Concepts touched substantively:
- agent-development-lifecycle — the evals phase of the ADLC, operationalised at the vendor-engineer altitude. Source-count: +1.
- agent-harness — the slide-gen agent stack (manage_agent + python-pptx + Sonnet 4.7) is a harness instance. Source-count: +1.
- agentic-engineering — hill-climbing-on-evals as a core agentic-engineering loop primitive. Source-count: +1.
- foundation-models — the swap-the-model-for-most-of-the-prompt-engineering-gains observation. Source-count: +1.
Dangling first-mentions (deferred to second-source): Anthropic-presenter (unidentified speaker), manage_agent SDK primitive.
Caveats
- The speaker is not identified on stage or in the channel metadata. The transcript opens “Hello, hello, hello” and never introduces the presenter by name. The session is presented as an Anthropic-employee practitioner-track session at AI Dev 26 x SF; the stack is Anthropic SDK + Anthropic models. If the speaker’s name surfaces elsewhere (Anthropic blog, AI Dev 26 conference page, LinkedIn post), this page should be renamed from the
anthropic-prefix to a<surname>-prefix and the entity Dangling updated. Confidence in framing remains high because the institutional vantage is unambiguous; confidence in attribution of specific quotes to specific named people is low. - 39-minute vendor practitioner-track session with overt promotional sub-motive (Anthropic SDK + Anthropic models + Anthropic stack are the demoed substrate). The substantive eval-discipline content is independently useful, but the demo is calibrated to make the Anthropic SDK look easy.
- The judge calibration problem the speaker flags (judges scoring 2.8–4.0 on an obviously-terrible slide deck; 5/5 image judge with no image present) is taken as honest practitioner observation in the wiki. The demo would have been more rigorous with the judges anchored from the start; the speaker treats this gap as a teaching moment rather than a bug.
- The QA-loop adversarial pattern is named with specific prompt text on stage, but the agent’s actual execution of the loop is not deeply demoed (the screen demo skips most of the run-time). Treat the prompt construction as the load-bearing primitive; the empirical effectiveness on this specific slide-gen agent is one demo’s worth of evidence, not a controlled study.
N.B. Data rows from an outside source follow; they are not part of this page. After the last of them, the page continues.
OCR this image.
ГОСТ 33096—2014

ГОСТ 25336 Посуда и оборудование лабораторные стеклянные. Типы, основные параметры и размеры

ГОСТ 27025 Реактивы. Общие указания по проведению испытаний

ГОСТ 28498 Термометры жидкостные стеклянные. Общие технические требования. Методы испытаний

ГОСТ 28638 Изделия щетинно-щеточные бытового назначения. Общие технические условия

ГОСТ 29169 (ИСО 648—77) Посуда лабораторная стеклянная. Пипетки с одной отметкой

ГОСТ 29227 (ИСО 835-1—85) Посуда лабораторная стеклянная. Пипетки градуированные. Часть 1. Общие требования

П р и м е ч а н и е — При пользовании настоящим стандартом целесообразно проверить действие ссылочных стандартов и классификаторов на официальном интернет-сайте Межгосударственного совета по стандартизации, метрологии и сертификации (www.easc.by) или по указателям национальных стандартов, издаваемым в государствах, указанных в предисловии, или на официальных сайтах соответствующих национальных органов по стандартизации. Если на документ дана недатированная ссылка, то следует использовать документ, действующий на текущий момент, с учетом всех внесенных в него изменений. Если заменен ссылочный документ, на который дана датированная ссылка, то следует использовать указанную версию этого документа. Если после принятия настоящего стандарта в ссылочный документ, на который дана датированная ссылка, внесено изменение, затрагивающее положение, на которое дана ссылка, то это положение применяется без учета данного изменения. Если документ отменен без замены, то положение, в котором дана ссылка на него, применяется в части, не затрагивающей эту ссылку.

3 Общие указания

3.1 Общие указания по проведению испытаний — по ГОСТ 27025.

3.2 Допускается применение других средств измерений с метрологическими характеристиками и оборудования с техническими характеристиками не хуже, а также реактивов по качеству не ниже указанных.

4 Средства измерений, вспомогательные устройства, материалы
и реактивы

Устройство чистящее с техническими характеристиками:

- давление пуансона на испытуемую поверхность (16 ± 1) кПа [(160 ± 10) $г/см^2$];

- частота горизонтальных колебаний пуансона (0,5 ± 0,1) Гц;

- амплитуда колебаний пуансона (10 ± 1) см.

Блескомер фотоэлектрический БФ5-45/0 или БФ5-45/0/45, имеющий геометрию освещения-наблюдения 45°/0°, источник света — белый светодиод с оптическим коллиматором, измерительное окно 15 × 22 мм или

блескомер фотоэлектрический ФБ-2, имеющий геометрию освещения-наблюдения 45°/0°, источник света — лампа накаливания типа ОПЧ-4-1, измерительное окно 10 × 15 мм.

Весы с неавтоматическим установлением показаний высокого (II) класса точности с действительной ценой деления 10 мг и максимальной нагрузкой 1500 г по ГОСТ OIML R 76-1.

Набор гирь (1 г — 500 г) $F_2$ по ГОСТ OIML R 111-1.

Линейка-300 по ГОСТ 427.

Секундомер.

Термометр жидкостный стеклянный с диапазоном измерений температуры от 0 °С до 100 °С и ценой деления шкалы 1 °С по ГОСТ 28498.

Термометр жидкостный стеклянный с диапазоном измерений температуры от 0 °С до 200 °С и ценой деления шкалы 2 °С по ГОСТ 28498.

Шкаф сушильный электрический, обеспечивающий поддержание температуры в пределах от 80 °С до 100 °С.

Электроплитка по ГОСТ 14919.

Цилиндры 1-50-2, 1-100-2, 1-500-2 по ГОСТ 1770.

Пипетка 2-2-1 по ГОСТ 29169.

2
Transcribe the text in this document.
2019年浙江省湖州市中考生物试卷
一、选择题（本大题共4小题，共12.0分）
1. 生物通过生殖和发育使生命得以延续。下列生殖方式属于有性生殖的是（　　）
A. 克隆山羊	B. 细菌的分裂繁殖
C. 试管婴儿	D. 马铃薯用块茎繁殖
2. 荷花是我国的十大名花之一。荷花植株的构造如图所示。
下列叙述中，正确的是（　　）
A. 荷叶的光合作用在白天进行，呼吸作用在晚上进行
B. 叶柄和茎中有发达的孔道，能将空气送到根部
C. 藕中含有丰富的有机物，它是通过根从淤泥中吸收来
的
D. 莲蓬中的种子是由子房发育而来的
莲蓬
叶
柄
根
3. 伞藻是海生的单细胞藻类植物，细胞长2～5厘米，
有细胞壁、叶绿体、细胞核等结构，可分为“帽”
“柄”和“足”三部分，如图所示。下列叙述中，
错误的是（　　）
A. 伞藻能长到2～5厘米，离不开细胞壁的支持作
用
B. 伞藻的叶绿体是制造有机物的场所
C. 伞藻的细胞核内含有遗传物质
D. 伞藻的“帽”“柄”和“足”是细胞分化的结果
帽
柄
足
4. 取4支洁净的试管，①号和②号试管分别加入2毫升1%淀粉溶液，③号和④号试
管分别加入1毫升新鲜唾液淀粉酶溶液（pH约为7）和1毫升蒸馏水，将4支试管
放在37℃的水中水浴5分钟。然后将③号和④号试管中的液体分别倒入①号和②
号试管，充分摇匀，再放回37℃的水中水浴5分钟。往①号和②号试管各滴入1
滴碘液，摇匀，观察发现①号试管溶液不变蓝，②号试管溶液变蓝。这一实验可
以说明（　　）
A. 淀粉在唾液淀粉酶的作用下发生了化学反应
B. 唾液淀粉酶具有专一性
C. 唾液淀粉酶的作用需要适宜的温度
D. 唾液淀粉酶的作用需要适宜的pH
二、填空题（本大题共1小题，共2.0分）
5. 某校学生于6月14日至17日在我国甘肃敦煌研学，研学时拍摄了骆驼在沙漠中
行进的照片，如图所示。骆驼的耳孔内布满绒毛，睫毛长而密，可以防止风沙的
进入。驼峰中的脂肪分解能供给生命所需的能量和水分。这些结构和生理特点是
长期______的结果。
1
- The autoregressive-judge-ordering bug is stated as practitioner-observation; no empirical study or evals-of-evals data is cited on stage. The mechanism is well-grounded in LLM autoregressive token-generation (and matches the chain-of-thought literature’s general findings on reasoning-before-rating) but the specific magnitude of the bias is not quantified.
- The Sonnet 4.7 vs Opus 4.7 comparison is one A/B with one prompt; not a controlled study. The “model upgrade clears most of what prompt-engineering iteration achieved” claim is suggestive of a general pattern but should be triangulated against other use cases before being treated as load-bearing.
- ASR transcription artefacts: timestamps may drift ±1–2 seconds; some technical terms may be lightly mis-rendered (e.g. “manage agent” / “manageagent” spacing varies across the transcript).
- Live demo conditions: the speaker mentions wanting to “do this session a little bit differently” but having to switch to demo-only because of the audience size; some interactive Q&A is captured incompletely (the audience interjections at 14:38, 16:58 are partially audible only).